僕もいつか、クレティーナさんにもらった恩を別の誰かに返す日が来るのかな?
(――なんてね)
そうこうしていると、姉妹の姉が食堂に戻ってきた。
僕は笑顔で、
「あ、おかえり」
「ふふ、ただいま、シーナ」
彼女は柔らかく微笑む。
赤毛の美女も、
「ふむ、戻ったか。パルの様子はどうじゃ?」
「ベッドに寝かせたら、すぐに寝息を」
「そうか」
「慣れないお酒に酔ったのでしょう。あの子も、シーナの前で格好つけたかったのかもしれませんね」
(え、そうなの?)
僕は青い目を丸くしちゃう。
大人2人は楽しそうに笑っている。
そして、
「2人とも楽しげでしたが、何を話していたのですか?」
と、問われる。
1番年上の美女は、グラスを傾けながら淡々と、
「ま、世間話をの」
「ほう? 世間話」
「なんか、クレティーナさんが年下の男の子が好みなんじゃないかって言ってたよ」
「おい、シーナ」
「まぁ」
彼女は口に手を当て、驚く。
レオナックさんは暴露した僕を困ったように睨んでくる。
(あはは、ごめんなさい)
僕は笑いながら、目線で謝る。
2人とも優しいから、つい……ね。
そんな僕を見て、
「ええ、そうですね。

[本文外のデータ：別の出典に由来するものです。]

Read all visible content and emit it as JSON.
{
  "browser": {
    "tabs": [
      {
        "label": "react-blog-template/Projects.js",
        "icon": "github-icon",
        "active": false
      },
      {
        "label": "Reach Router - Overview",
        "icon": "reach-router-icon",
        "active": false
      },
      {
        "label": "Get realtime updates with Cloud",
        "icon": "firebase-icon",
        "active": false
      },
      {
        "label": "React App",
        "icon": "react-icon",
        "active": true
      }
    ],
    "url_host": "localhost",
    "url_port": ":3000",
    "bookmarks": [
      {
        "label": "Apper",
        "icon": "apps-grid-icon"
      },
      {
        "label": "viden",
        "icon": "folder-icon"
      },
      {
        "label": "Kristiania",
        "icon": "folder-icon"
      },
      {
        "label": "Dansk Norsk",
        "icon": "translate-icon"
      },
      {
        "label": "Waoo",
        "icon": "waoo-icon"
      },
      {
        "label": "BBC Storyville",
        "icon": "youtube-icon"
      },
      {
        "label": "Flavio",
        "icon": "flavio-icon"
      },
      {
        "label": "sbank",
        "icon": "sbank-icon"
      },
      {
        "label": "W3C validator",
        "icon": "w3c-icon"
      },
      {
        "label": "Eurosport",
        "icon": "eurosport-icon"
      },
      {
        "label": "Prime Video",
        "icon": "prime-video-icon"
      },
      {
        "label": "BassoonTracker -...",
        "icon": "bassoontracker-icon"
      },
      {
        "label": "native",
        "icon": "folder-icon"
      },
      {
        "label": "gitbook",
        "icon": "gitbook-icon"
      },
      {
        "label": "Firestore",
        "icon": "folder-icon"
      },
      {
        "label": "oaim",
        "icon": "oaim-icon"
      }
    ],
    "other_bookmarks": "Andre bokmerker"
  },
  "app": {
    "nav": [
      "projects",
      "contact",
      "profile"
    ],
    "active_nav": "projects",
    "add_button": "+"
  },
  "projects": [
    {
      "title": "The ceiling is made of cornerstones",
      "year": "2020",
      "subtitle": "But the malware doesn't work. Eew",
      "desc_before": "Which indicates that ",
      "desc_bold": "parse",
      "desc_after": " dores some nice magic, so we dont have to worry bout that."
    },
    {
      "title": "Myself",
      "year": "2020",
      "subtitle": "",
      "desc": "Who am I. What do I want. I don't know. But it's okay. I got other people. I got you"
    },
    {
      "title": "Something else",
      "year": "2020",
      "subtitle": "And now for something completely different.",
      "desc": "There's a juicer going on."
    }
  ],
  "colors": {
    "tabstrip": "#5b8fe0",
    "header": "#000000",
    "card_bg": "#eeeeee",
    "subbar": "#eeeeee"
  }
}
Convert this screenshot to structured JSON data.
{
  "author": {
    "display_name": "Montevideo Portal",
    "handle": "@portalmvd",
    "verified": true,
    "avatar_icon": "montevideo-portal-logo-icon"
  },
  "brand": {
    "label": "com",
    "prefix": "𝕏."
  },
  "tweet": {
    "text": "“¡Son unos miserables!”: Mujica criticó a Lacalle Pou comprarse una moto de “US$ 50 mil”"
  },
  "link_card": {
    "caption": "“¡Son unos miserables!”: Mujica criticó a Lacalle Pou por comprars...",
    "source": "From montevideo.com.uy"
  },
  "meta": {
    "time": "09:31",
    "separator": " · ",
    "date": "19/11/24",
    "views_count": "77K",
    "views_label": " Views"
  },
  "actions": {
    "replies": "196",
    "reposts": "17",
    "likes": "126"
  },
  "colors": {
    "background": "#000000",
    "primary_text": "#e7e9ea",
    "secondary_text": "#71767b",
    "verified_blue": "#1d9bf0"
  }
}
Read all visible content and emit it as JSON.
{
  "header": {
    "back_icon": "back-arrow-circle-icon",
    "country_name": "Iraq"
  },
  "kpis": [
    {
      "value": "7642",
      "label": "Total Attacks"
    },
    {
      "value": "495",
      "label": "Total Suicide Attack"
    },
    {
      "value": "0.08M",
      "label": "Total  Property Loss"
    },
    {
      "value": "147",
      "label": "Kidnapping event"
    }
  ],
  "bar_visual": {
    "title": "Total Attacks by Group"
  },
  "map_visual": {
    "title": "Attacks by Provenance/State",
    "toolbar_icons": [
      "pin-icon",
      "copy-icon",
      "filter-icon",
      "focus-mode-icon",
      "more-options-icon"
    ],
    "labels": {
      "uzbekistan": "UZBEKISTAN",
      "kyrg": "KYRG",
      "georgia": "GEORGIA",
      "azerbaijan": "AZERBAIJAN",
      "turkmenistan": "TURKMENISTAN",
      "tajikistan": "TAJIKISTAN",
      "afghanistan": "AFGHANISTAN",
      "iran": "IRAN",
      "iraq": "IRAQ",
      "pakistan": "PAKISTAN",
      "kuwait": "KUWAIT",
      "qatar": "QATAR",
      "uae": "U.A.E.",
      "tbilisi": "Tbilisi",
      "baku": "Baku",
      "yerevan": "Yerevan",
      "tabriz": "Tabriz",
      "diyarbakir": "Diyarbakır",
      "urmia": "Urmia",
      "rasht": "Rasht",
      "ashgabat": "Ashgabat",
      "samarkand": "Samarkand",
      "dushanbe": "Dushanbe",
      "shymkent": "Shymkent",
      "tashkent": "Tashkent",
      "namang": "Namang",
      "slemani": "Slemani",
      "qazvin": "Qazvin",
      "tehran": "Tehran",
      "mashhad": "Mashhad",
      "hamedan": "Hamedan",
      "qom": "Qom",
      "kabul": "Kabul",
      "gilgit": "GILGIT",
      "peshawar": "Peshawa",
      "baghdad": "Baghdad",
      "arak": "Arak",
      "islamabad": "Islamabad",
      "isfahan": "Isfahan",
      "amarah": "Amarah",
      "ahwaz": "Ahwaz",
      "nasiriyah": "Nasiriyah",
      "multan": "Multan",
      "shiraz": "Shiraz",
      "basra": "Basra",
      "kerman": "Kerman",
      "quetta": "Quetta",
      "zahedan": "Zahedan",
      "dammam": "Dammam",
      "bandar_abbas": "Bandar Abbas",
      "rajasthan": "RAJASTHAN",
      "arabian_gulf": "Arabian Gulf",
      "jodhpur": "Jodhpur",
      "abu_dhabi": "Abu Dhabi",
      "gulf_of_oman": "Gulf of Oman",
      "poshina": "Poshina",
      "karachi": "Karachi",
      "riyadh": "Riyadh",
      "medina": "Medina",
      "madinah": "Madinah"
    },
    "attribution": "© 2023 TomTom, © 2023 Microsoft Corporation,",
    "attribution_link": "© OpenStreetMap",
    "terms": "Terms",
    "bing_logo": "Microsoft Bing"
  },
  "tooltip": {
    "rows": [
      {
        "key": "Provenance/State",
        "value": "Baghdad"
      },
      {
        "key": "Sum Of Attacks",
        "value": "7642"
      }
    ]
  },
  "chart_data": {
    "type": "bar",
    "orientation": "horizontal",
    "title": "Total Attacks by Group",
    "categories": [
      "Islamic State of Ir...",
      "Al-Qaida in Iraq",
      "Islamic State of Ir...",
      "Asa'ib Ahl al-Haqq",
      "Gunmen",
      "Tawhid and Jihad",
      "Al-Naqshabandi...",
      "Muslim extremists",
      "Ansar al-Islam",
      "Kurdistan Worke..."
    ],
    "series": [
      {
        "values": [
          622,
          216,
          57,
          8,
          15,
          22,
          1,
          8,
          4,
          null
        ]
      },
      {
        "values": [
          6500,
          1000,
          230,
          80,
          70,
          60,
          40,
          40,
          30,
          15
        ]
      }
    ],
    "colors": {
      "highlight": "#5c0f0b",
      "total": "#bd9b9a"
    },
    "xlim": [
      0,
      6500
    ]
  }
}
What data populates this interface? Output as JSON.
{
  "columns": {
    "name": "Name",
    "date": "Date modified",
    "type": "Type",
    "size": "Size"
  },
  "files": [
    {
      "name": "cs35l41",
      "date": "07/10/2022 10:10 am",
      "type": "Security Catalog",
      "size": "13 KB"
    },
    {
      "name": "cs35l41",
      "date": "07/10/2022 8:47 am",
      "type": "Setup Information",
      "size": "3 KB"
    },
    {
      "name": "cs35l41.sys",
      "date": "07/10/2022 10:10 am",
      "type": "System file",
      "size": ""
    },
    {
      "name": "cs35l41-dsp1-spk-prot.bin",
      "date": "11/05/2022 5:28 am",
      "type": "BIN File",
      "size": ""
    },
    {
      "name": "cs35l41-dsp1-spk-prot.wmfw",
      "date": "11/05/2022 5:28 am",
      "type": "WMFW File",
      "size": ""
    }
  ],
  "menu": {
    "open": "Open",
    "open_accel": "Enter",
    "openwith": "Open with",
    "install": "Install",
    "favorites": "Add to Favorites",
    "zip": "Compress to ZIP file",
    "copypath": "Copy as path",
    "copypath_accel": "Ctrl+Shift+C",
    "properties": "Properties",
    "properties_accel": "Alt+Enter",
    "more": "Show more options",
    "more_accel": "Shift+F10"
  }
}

シーナみたいな素敵な男の子でしたら、きっと好きになってしまうかもしれませんね」
と、甘く微笑む。
(う~ん、大人の余裕~)
からかうつもりが、簡単にやり返される。
でも、内心、
ドキッ
とした。
と、白い手が僕の髪を撫でる。
「ふふっ」
飼い犬を可愛がるような手つき。
なんか、気持ちいい。
でも、
(この頭に『葉っぱ』が生えるなんて知っても、可愛がってくれるのかな?)
と、ふと思ったり。
…………。
…………。
…………。
その後も2人の美女の会話を聞いたりしながら、やがて、僕らは食堂をあとにしたんだ。